Различие суждений в данном случае отчасти можно объяснить процессом постепенной вульгаризации, которой подвергался русский язык в Советском Союзе. Набоков сознательно противился этому процессу, поэтому многим советским читателям его стиль кажется напыщенным. Другие, однако, считают, что Набоков писал для России будущего, где язык и искусство опять обретут свободу, подлинность, индивидуальность. Кларенс Браун пишет, что Набоков перевел «Лолиту» «для того самого гипотетического читателя, к которому обращались его земляки Баратынский и Мандельштам: для „друга в потомстве“, как выражались они. Однако чтобы писать для будущего, нужно иметь уверенность, что это будущее наступит». Владимир Вейдле, эмигрантский критик, пророчит, что когда-нибудь перевод «Лолиты» обязательно принесет плоды в русской литературе и станет еще более значимым явлением, чем английский оригинал для англоязычной литературы14.
В послесловии к переводу Набоков сравнивал выразительность русского и английского языка: оба одинаково хорошо передают поэзию пейзажа, движений и чувств, однако абстракции, недоговоренности, а также то, что связано с модой, спортом, наукой и техникой, в русском языке обозначаются многословными и неуклюжими построениями.
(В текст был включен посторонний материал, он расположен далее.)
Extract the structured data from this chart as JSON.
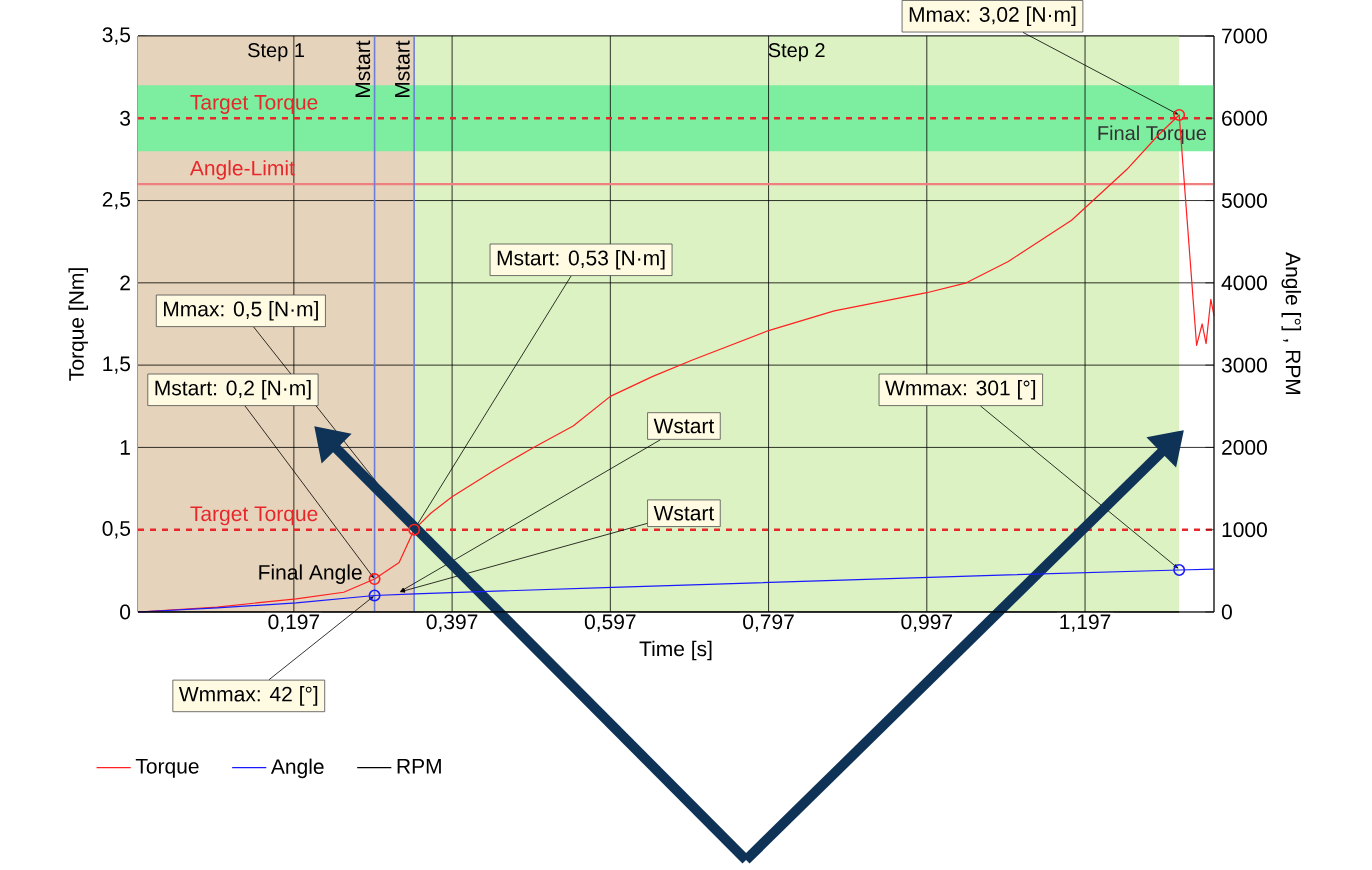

Набоков написал своему другу Бертрану Томпсону, что русский – «хороший язык „С“, но ужасный язык „На“. Главная беда – с техническими терминами: они или многоречивые и окольные, или же шуточные. Например, windshield wipers[184]184
Автомобильные стеклоочистители (англ.).
[Закрыть] можно либо передать фразой из сорока букв, либо выбирать между „лапками“, „дворниками“ и „близнецами“ – все это вульгаризмы, используемые в СССР». В данном случае Набоков выбрал «близнецов», но уникальное владение обоими языками позволило ему сотворить многие точные и уместные эквиваленты, которых нет ни в одном стандартном англо-русском словаре, – ныне они собраны в специальном «Англо-русском словаре „Лолиты“ Набокова», ставшем бесценным лексикографическим пособием15. Эти неологизмы обогатили не только лексикографию, но и литературу: «Ада», с ее ироническим взглядом на технику («вжикер», «дорофон») и беззаботным превращением американских штатов в русские пенаты, существует отчасти благодаря набоковскому опыту переложения «Лолитиной» Америки на русский язык.
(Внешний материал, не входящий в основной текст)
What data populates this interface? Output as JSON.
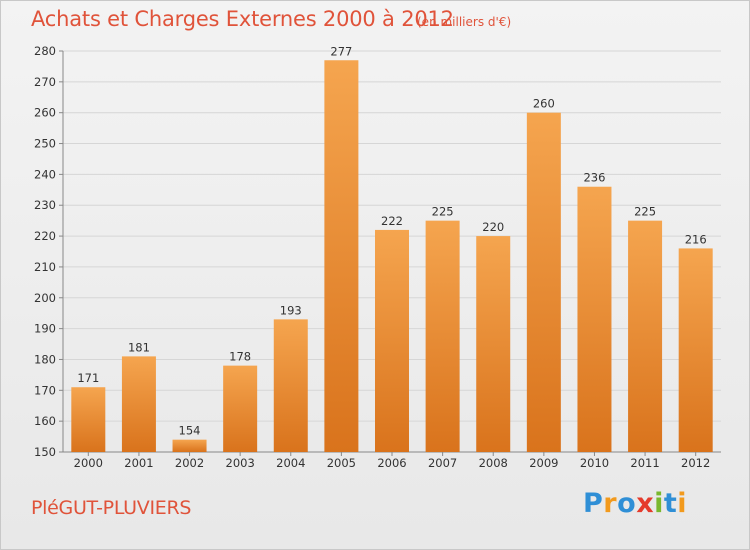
{
  "header": {
    "title": "Achats et Charges Externes 2000 à 2012",
    "unit": "(en milliers d'€)"
  },
  "footer": {
    "commune": "PléGUT-PLUVIERS",
    "logo_text": "Proxiti",
    "logo_letters": [
      {
        "ch": "P",
        "color": "#2f8fd6"
      },
      {
        "ch": "r",
        "color": "#f29a1d"
      },
      {
        "ch": "o",
        "color": "#2f8fd6"
      },
      {
        "ch": "x",
        "color": "#e53b2c"
      },
      {
        "ch": "i",
        "color": "#7ab82e"
      },
      {
        "ch": "t",
        "color": "#2f8fd6"
      },
      {
        "ch": "i",
        "color": "#f29a1d"
      }
    ]
  },
  "chart_data": {
    "type": "bar",
    "title": "Achats et Charges Externes 2000 à 2012",
    "subtitle": "(en milliers d'€)",
    "categories": [
      "2000",
      "2001",
      "2002",
      "2003",
      "2004",
      "2005",
      "2006",
      "2007",
      "2008",
      "2009",
      "2010",
      "2011",
      "2012"
    ],
    "values": [
      171,
      181,
      154,
      178,
      193,
      277,
      222,
      225,
      220,
      260,
      236,
      225,
      216
    ],
    "ylim": [
      150,
      280
    ],
    "yticks": [
      150,
      160,
      170,
      180,
      190,
      200,
      210,
      220,
      230,
      240,
      250,
      260,
      270,
      280
    ],
    "grid": true,
    "bar_color_top": "#f5a54f",
    "bar_color_bottom": "#d9731c"
  }
}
Весной 1965 года вокруг «Монтрё паласа» шли строительные работы, и отель стал слишком шумным для писателя со сверхчувствительным слухом. Набоковы купили новую машину, «ланча флавия», и в конце апреля покатили в Гардон-Ривьеру на озере Гарда. По дороге они остановились в Милане, где Набоков собирал материал для «Бабочек в искусстве» в Пинакотеке Амбросиане. Его пленила прекрасная (хотя и без бабочек) картина Караваджо «Корзина с фруктами» – вскоре выдуманный Караваджио станет одним из самых запоминающихся шедевров в «Аде»16.
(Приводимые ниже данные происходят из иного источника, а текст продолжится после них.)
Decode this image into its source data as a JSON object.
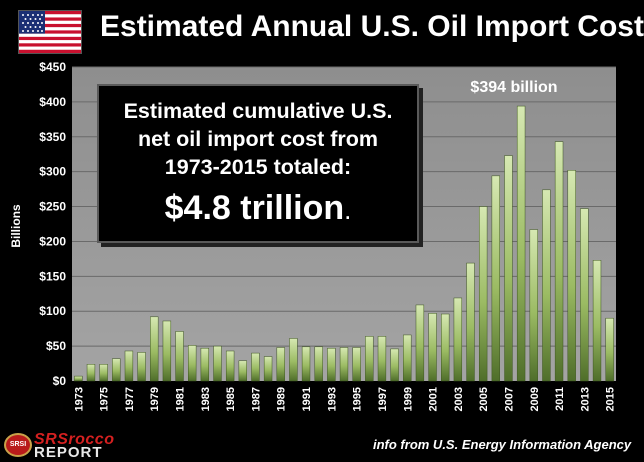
{
  "title": "Estimated Annual U.S. Oil Import Cost",
  "callout": {
    "line1": "Estimated cumulative U.S.",
    "line2": "net oil import cost from",
    "line3": "1973-2015 totaled:",
    "total": "$4.8 trillion",
    "total_suffix": "."
  },
  "peak_label": "$394 billion",
  "source": "info from U.S. Energy Information Agency",
  "logo": {
    "seal": "SRSI",
    "name": "SRSrocco",
    "report": "REPORT"
  },
  "colors": {
    "bar_top": "#d6e8b2",
    "bar_bottom": "#4f6e2a",
    "plot_bg": "#9a9a9a",
    "grid": "#6a6a6a"
  },
  "chart_data": {
    "type": "bar",
    "title": "Estimated Annual U.S. Oil Import Cost",
    "xlabel": "",
    "ylabel": "Billions",
    "ylim": [
      0,
      450
    ],
    "ytick_step": 50,
    "ytick_labels": [
      "$0",
      "$50",
      "$100",
      "$150",
      "$200",
      "$250",
      "$300",
      "$350",
      "$400",
      "$450"
    ],
    "categories": [
      "1973",
      "1974",
      "1975",
      "1976",
      "1977",
      "1978",
      "1979",
      "1980",
      "1981",
      "1982",
      "1983",
      "1984",
      "1985",
      "1986",
      "1987",
      "1988",
      "1989",
      "1990",
      "1991",
      "1992",
      "1993",
      "1994",
      "1995",
      "1996",
      "1997",
      "1998",
      "1999",
      "2000",
      "2001",
      "2002",
      "2003",
      "2004",
      "2005",
      "2006",
      "2007",
      "2008",
      "2009",
      "2010",
      "2011",
      "2012",
      "2013",
      "2014",
      "2015"
    ],
    "x_tick_labels": [
      "1973",
      "",
      "1975",
      "",
      "1977",
      "",
      "1979",
      "",
      "1981",
      "",
      "1983",
      "",
      "1985",
      "",
      "1987",
      "",
      "1989",
      "",
      "1991",
      "",
      "1993",
      "",
      "1995",
      "",
      "1997",
      "",
      "1999",
      "",
      "2001",
      "",
      "2003",
      "",
      "2005",
      "",
      "2007",
      "",
      "2009",
      "",
      "2011",
      "",
      "2013",
      "",
      "2015"
    ],
    "values": [
      7,
      24,
      24,
      32,
      43,
      41,
      92,
      86,
      71,
      51,
      47,
      50,
      43,
      29,
      40,
      35,
      48,
      61,
      49,
      49,
      47,
      48,
      48,
      64,
      64,
      46,
      66,
      109,
      97,
      96,
      119,
      169,
      250,
      294,
      323,
      394,
      217,
      274,
      343,
      302,
      247,
      173,
      90
    ],
    "grid": true
  }
}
В Гардоне они жили в «Гранд отеле», и балкон комнаты Набокова выходил на озеро Гарда. Каждое утро он рыскал по холмам в поисках настоящих, а не нарисованных бабочек, потом садился работать над «Тканью времени». Набоков с удовольствием прочитал малайскую трилогию Энтони Берджесса и начал читать «Герцога» Сола Беллоу, но книга оказалась слишком скучной. Часто приезжал Дмитрий. Ему шел тридцать второй год, все его гоночные призы уже не помещались на каминной полке. В то лето, к огромной радости родителей, Дмитрий решил покончить с гонками и посвятить себя опере. Однажды перед очередным стартом друг Дмитрия тенор Джузеппе Кампора и его жена заперли его гоночный автомобиль в своем дворе и отказались открыть ворота.
Дмитрию все же удалось их уломать, и на следующий день он, как обычно, получил на гонке в Триесте приз, однако вера друзей в его оперный талант растрогала молодого певца, и он больше никогда не участвовал в серьезных соревнованиях17.
Когда в живописной Гардоне стало слишком жарко, Набоковы уехали в швейцарские горы, поселившись в Сен-Морисе в отеле «Сювретта». 7 июля, через неделю после переезда, Набоков прочел рецензию Эдмунда Уилсона на его «Евгения Онегина» и тут же послал телеграмму Барбаре Эпстайн в «Нью-Йоркское книжное обозрение»: «Пожалуйста, приберегите в следующем номере место для моего грома»18.
Рецензии на «Евгения Онегина» выходили уже почти что в течение года. Все восхищались информативностью комментария, хотя некоторые критики и упрекали Набокова за избирательность, склонность к отступлениям и привередливый тон. Все хвалили точность набоковского перевода, но, как правило, сетовали на то, что Набоков даже не пытался сохранить мелодичность и живость пушкинского языка, что перевод Набокова звучит только как перевод. В начале 1965 года он обменялся письмами с Бабеттой Дейч, которая до него перевела «Евгения Онегина», и эта переписка стала краткой схваткой перед боем19.
В начале рецензии Уилсон упоминает о своей дружбе с Набоковым, после чего тут же переходит на личности:
Поскольку г-н Набоков имеет обыкновение предварять любую работу, которую он предпринимает, заявлением, что он уникален и несравненен и что любой другой, кто пытался сделать то же самое, бездарь и невежда, никуда не годный лингвист и ученый, – обычно с подтекстом, что это также человек низшего класса и одиозная личность, он не должен сетовать на то, что рецензент, хотя и не подражая его дурным литературным манерам, не постесняется подчеркнуть его слабости.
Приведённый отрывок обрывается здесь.